Do mesmo modo, empresas que optam pela retomada 100% presencial aos escritórios estão sendo mal vistas pelos colaboradores que defendem o trabalho remoto. Com tanta discordância a respeito da grande disruptura vivida pelo mercado, existe um caminho a seguir? Como as empresas devem se posicionar? Até que ponto os colaboradores têm razão?
Para responder a essas perguntas, é preciso entender que a cultura de trabalho excessivo, em que termos como “trabalhe enquanto eles dormem” e “tenha sangue nos olhos”, além da romantização da ausência de descanso em troca de inúmeras horas de expediente, transformam movimentos como o quiet quitting em uma causa nobre. Afinal, estamos na busca da remodelação dos formatos e da relação de trabalho, da elaboração de práticas e processos humanizados nas organizações, prezando pelos limites da saúde mental e da relação “vida pessoal X vida profissional”.
Mais do que nunca, os profissionais estão atentos e com sede de mudança. Mas é necessário que haja equilíbrio para reconhecer que determinadas movimentações podem repercutir pejorativamente no mercado diante das transformações aceleradas que temos visto.
Para que todas as partes envolvidas atuem em harmonia, as organizações precisam remodelar as relações com os colaboradores. Cabe aos líderes a função de enxergar e tratar as pessoas como pessoas, e não como meros robôs que respondem a processos automatizados.
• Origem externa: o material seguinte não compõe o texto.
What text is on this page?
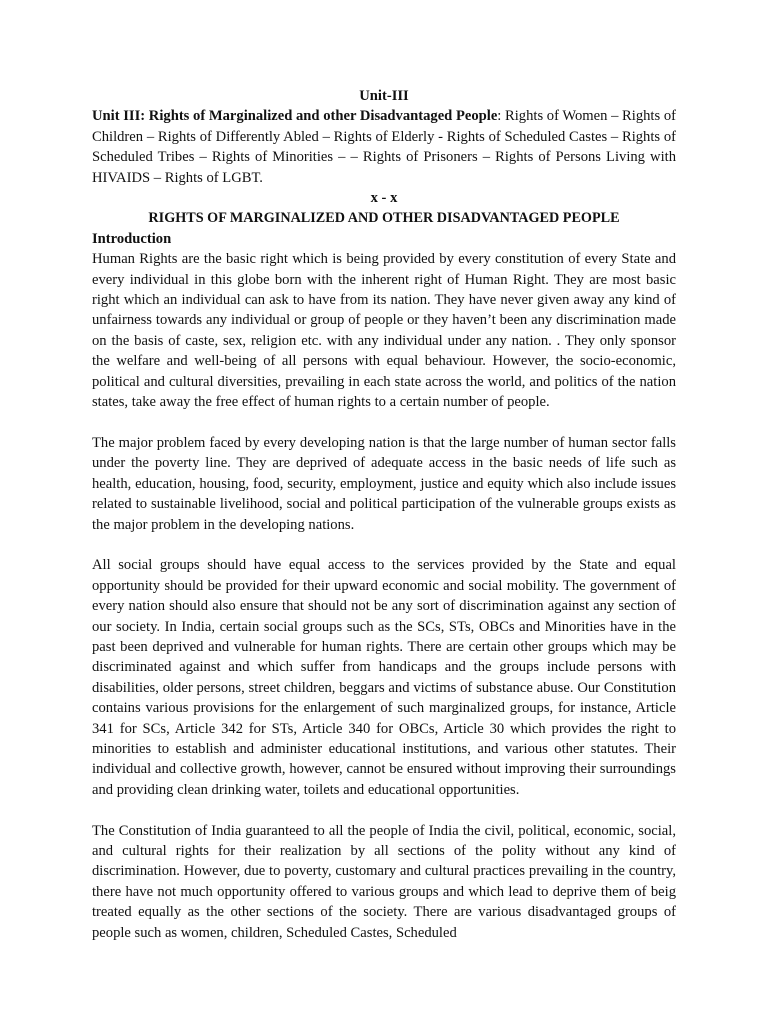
Unit-III
Unit III: Rights of Marginalized and other Disadvantaged People: Rights of Women – Rights of Children – Rights of Differently Abled – Rights of Elderly - Rights of Scheduled Castes – Rights of Scheduled Tribes – Rights of Minorities – – Rights of Prisoners – Rights of Persons Living with HIVAIDS – Rights of LGBT.
x - x
RIGHTS OF MARGINALIZED AND OTHER DISADVANTAGED PEOPLE
Introduction

Human Rights are the basic right which is being provided by every constitution of every State and every individual in this globe born with the inherent right of Human Right. They are most basic right which an individual can ask to have from its nation. They have never given away any kind of unfairness towards any individual or group of people or they haven’t been any discrimination made on the basis of caste, sex, religion etc. with any individual under any nation. . They only sponsor the welfare and well-being of all persons with equal behaviour. However, the socio-economic, political and cultural diversities, prevailing in each state across the world, and politics of the nation states, take away the free effect of human rights to a certain number of people.

The major problem faced by every developing nation is that the large number of human sector falls under the poverty line. They are deprived of adequate access in the basic needs of life such as health, education, housing, food, security, employment, justice and equity which also include issues related to sustainable livelihood, social and political participation of the vulnerable groups exists as the major problem in the developing nations.

All social groups should have equal access to the services provided by the State and equal opportunity should be provided for their upward economic and social mobility. The government of every nation should also ensure that should not be any sort of discrimination against any section of our society. In India, certain social groups such as the SCs, STs, OBCs and Minorities have in the past been deprived and vulnerable for human rights. There are certain other groups which may be discriminated against and which suffer from handicaps and the groups include persons with disabilities, older persons, street children, beggars and victims of substance abuse. Our Constitution contains various provisions for the enlargement of such marginalized groups, for instance, Article 341 for SCs, Article 342 for STs, Article 340 for OBCs, Article 30 which provides the right to minorities to establish and administer educational institutions, and various other statutes. Their individual and collective growth, however, cannot be ensured without improving their surroundings and providing clean drinking water, toilets and educational opportunities.

The Constitution of India guaranteed to all the people of India the civil, political, economic, social, and cultural rights for their realization by all sections of the polity without any kind of discrimination. However, due to poverty, customary and cultural practices prevailing in the country, there have not much opportunity offered to various groups and which lead to deprive them of beig treated equally as the other sections of the society. There are various disadvantaged groups of people such as women, children, Scheduled Castes, Scheduled
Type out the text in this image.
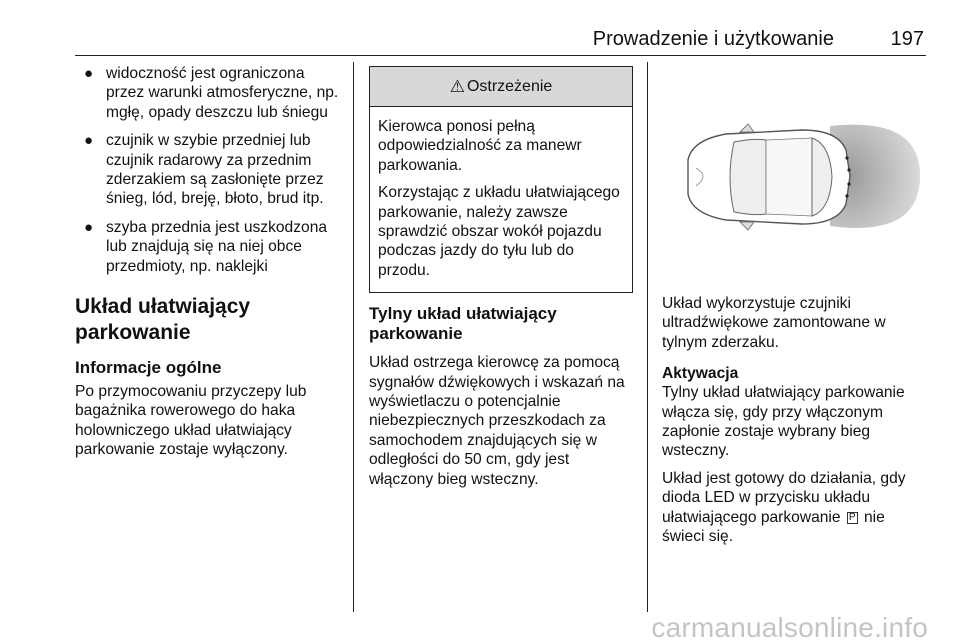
Prowadzenie i użytkowanie	197
● widoczność jest ograniczona przez warunki atmosferyczne, np. mgłę, opady deszczu lub śniegu
● czujnik w szybie przedniej lub czujnik radarowy za przednim zderzakiem są zasłonięte przez śnieg, lód, breję, błoto, brud itp.
● szyba przednia jest uszkodzona lub znajdują się na niej obce przedmioty, np. naklejki
Układ ułatwiający parkowanie
Informacje ogólne

Po przymocowaniu przyczepy lub bagażnika rowerowego do haka holowniczego układ ułatwiający parkowanie zostaje wyłączony.

⚠ Ostrzeżenie

Kierowca ponosi pełną odpowiedzialność za manewr parkowania.

Korzystając z układu ułatwiającego parkowanie, należy zawsze sprawdzić obszar wokół pojazdu podczas jazdy do tyłu lub do przodu.

Tylny układ ułatwiający parkowanie

Układ ostrzega kierowcę za pomocą sygnałów dźwiękowych i wskazań na wyświetlaczu o potencjalnie niebezpiecznych przeszkodach za samochodem znajdujących się w odległości do 50 cm, gdy jest włączony bieg wsteczny.

Układ wykorzystuje czujniki ultradźwiękowe zamontowane w tylnym zderzaku.

Aktywacja

Tylny układ ułatwiający parkowanie włącza się, gdy przy włączonym zapłonie zostaje wybrany bieg wsteczny.

Układ jest gotowy do działania, gdy dioda LED w przycisku układu ułatwiającego parkowanie P nie świeci się.

carmanualsonline.info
Pessoas carregam sonhos, emoções, inspirações, necessidades. Somente como um modelo de gestão horizontal, os líderes podem atuar próximos ao time, desenvolver a escuta ativa, promover o engajamento e garantir que todos trabalhem satisfeitos e felizes.
Por Luiz França, especialista em Gestão de Pessoas, humanizador de empresas e autor do livro “Cultura de confiança: A arte do engajamento para times fortes e que geram resultados”.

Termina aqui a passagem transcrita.